Dr Sarah Bauermeister, Associate Professor and Senior Scientist & Senior Data Manager, Dementias Platform UK, University of Oxford, said:
“Although important work, including our own, suggests the link between hearing aid use and mild cognitive impairment (MCI) /dementia progression, there is a need to understand difficulties wearing hearing aid. This paper suggest that intervention work did not significantly impact cognitive decline, suggesting an alternative strategy is required. Our current work investigates hearing aid use difficulties in people with cognitive impairment and dementia, and we hope that understanding these difficulties will lead to applied intervention work in hearing aid fitting, design and adherence.”
‘Hearing intervention versus health education control to reduce cognitive decline in older adults with hearing loss in the USA (ACHIEVE): a multicentre, randomised controlled trial’ by Frank R Lin et al. was published in The Lancet at 7:00 UK time on Tuesday 18 July.

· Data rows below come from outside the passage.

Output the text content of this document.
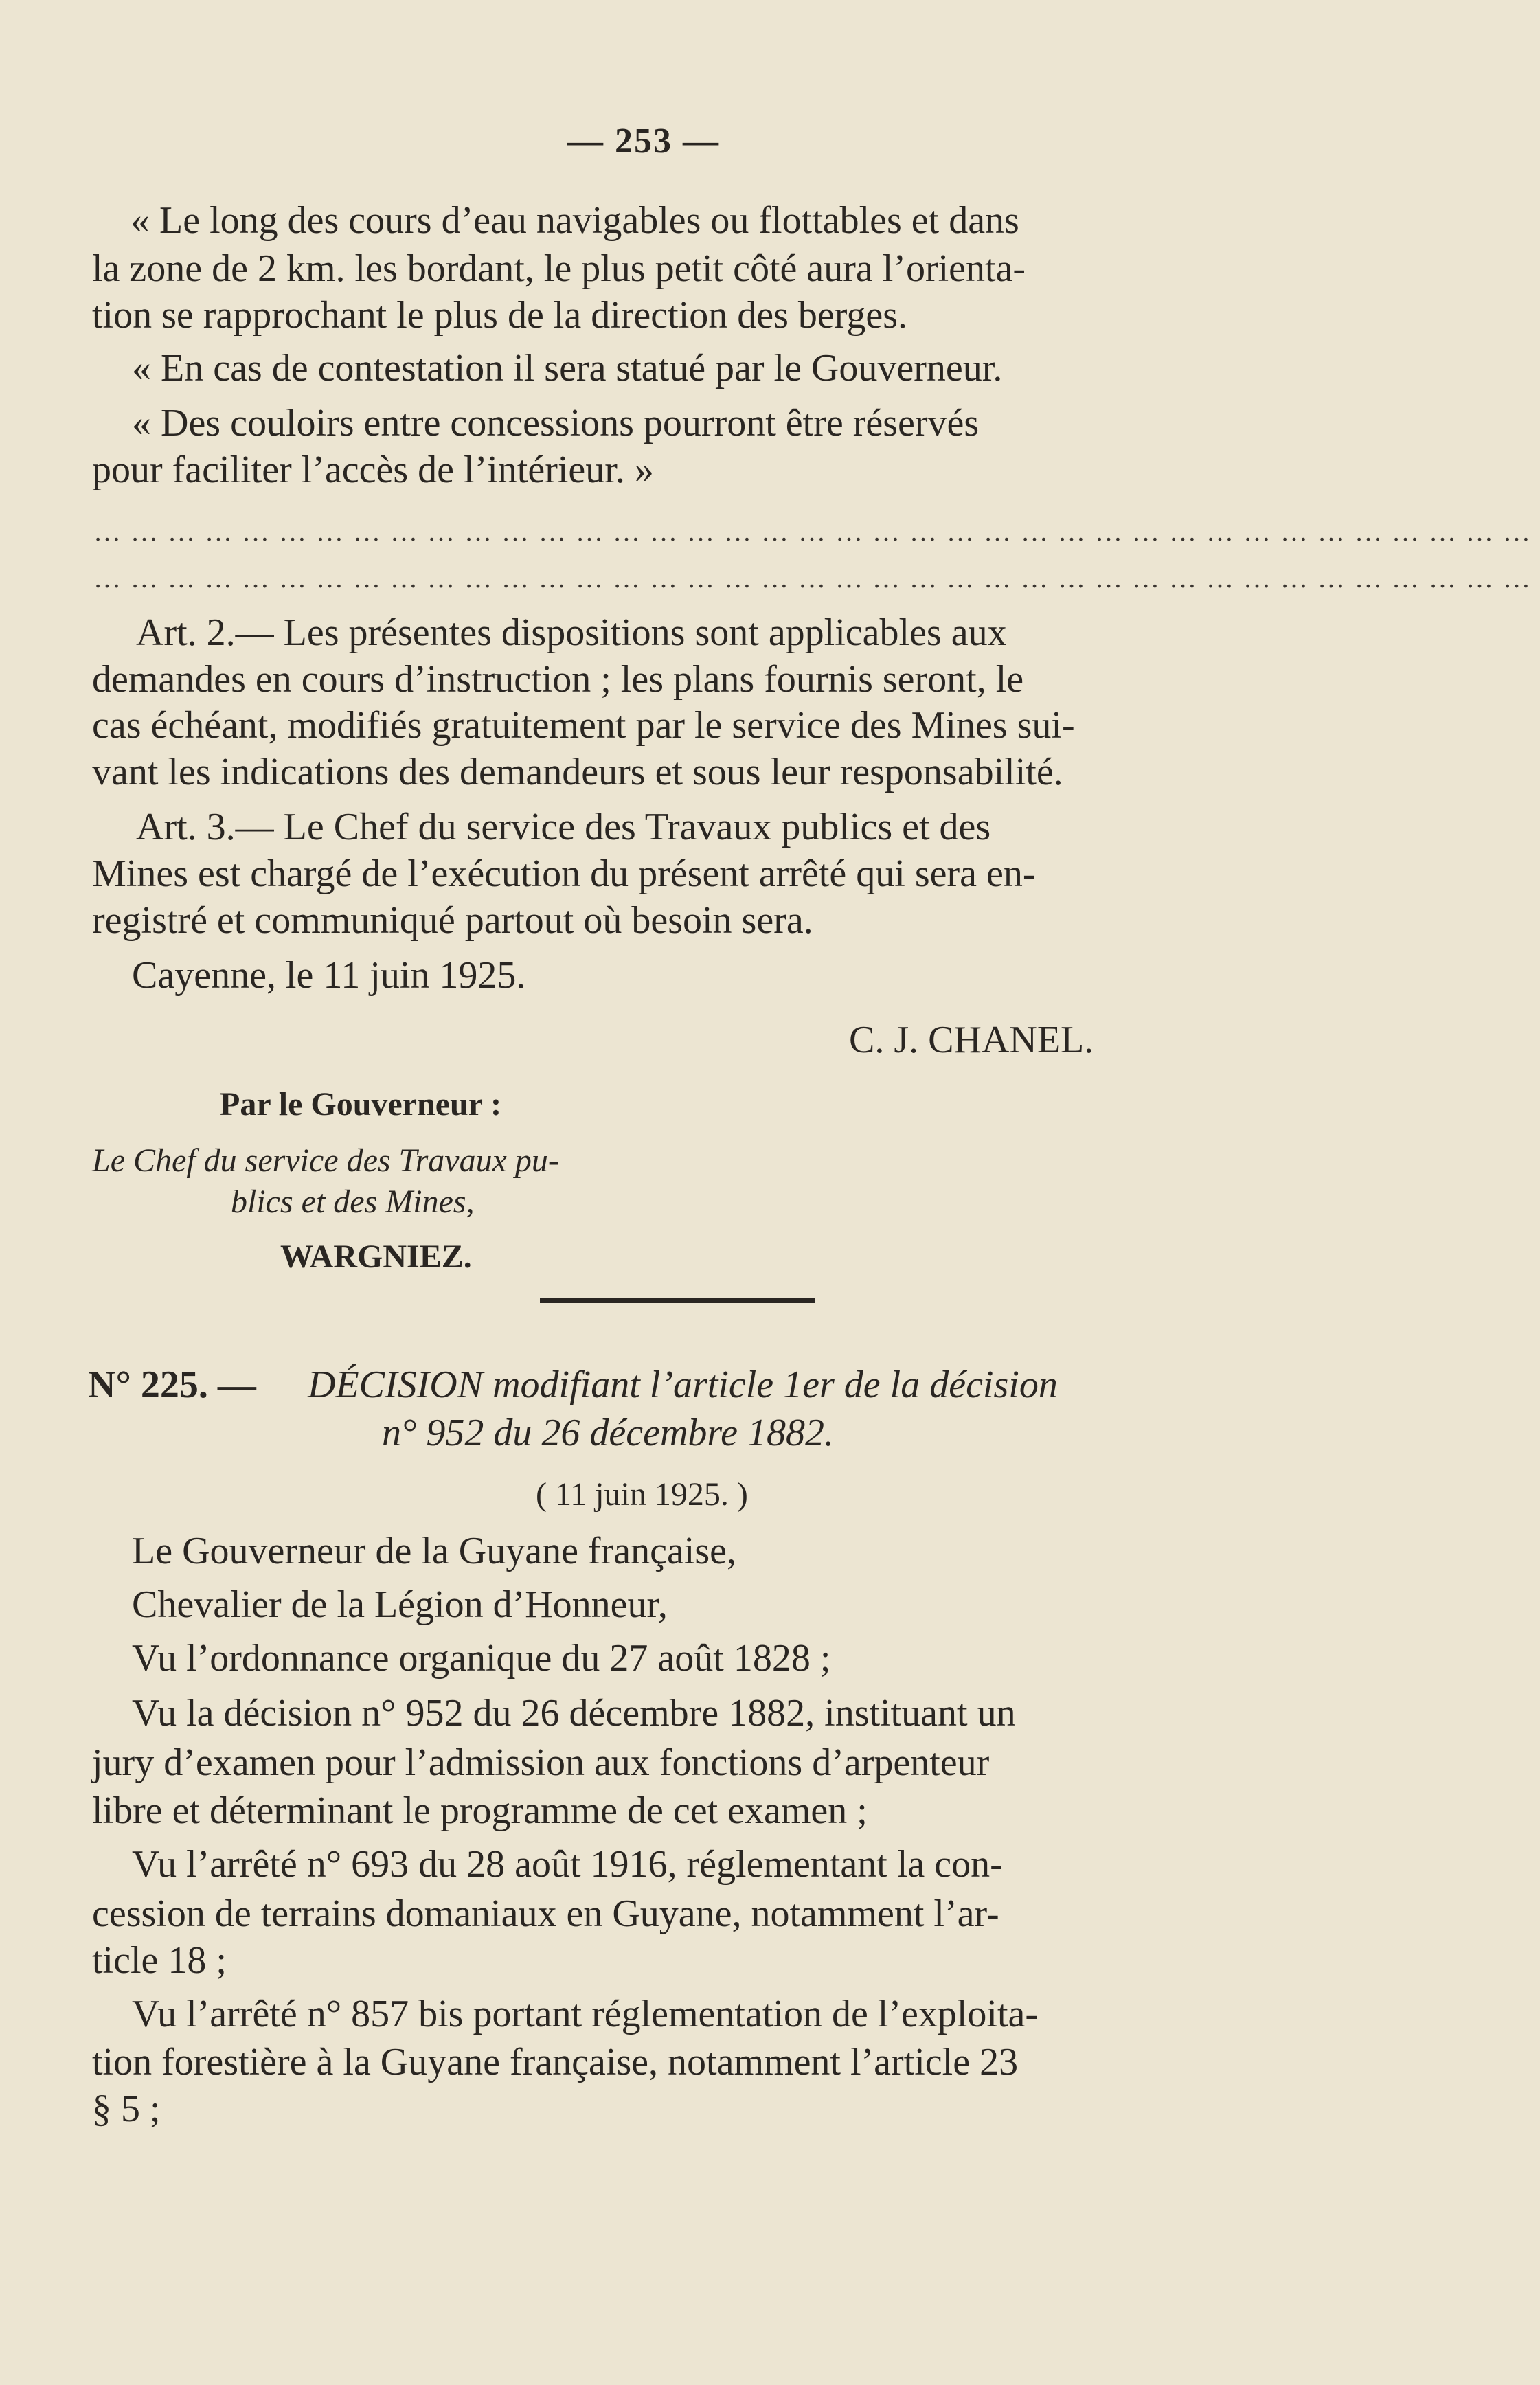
— 253 —
« Le long des cours d’eau navigables ou flottables et dans
la zone de 2 km. les bordant, le plus petit côté aura l’orienta-
tion se rapprochant le plus de la direction des berges.
« En cas de contestation il sera statué par le Gouverneur.
« Des couloirs entre concessions pourront être réservés
pour faciliter l’accès de l’intérieur. »
………………………………………………………………………………………………………
………………………………………………………………………………………………………
Art. 2.— Les présentes dispositions sont applicables aux
demandes en cours d’instruction ; les plans fournis seront, le
cas échéant, modifiés gratuitement par le service des Mines sui-
vant les indications des demandeurs et sous leur responsabilité.
Art. 3.— Le Chef du service des Travaux publics et des
Mines est chargé de l’exécution du présent arrêté qui sera en-
registré et communiqué partout où besoin sera.
Cayenne, le 11 juin 1925.
C. J. CHANEL.
Par le Gouverneur :
Le Chef du service des Travaux pu-
blics et des Mines,
WARGNIEZ.
N° 225. — DÉCISION modifiant l’article 1er de la décision
n° 952 du 26 décembre 1882.
( 11 juin 1925. )
Le Gouverneur de la Guyane française,
Chevalier de la Légion d’Honneur,
Vu l’ordonnance organique du 27 août 1828 ;
Vu la décision n° 952 du 26 décembre 1882, instituant un
jury d’examen pour l’admission aux fonctions d’arpenteur
libre et déterminant le programme de cet examen ;
Vu l’arrêté n° 693 du 28 août 1916, réglementant la con-
cession de terrains domaniaux en Guyane, notamment l’ar-
ticle 18 ;
Vu l’arrêté n° 857 bis portant réglementation de l’exploita-
tion forestière à la Guyane française, notamment l’article 23
§ 5 ;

DOI: https://doi.org/10.1016/ S0140-6736(23)01406-X
Declared interests
Dr Charles Marshall: “I have no relevant conflicts to declare.”
Prof Tom Dening: “The only interest I have to declare is that I wear hearing aids myself, and I have written several blogs on my experiences. This makes me a bit of an advocate for wider hearing aid use, though I do so in terms of their immediate benefits, less so as a preventive measure against dementia, where I think that am able objectively to consider the evidence.”
Prof Gill Livingston: Referred this paper and has written a linked comment. No other conflicts of interest
Dr Sarah Bauermeister: “No conflicting interests.”
For all other experts, no reply to our request for DOIs was received.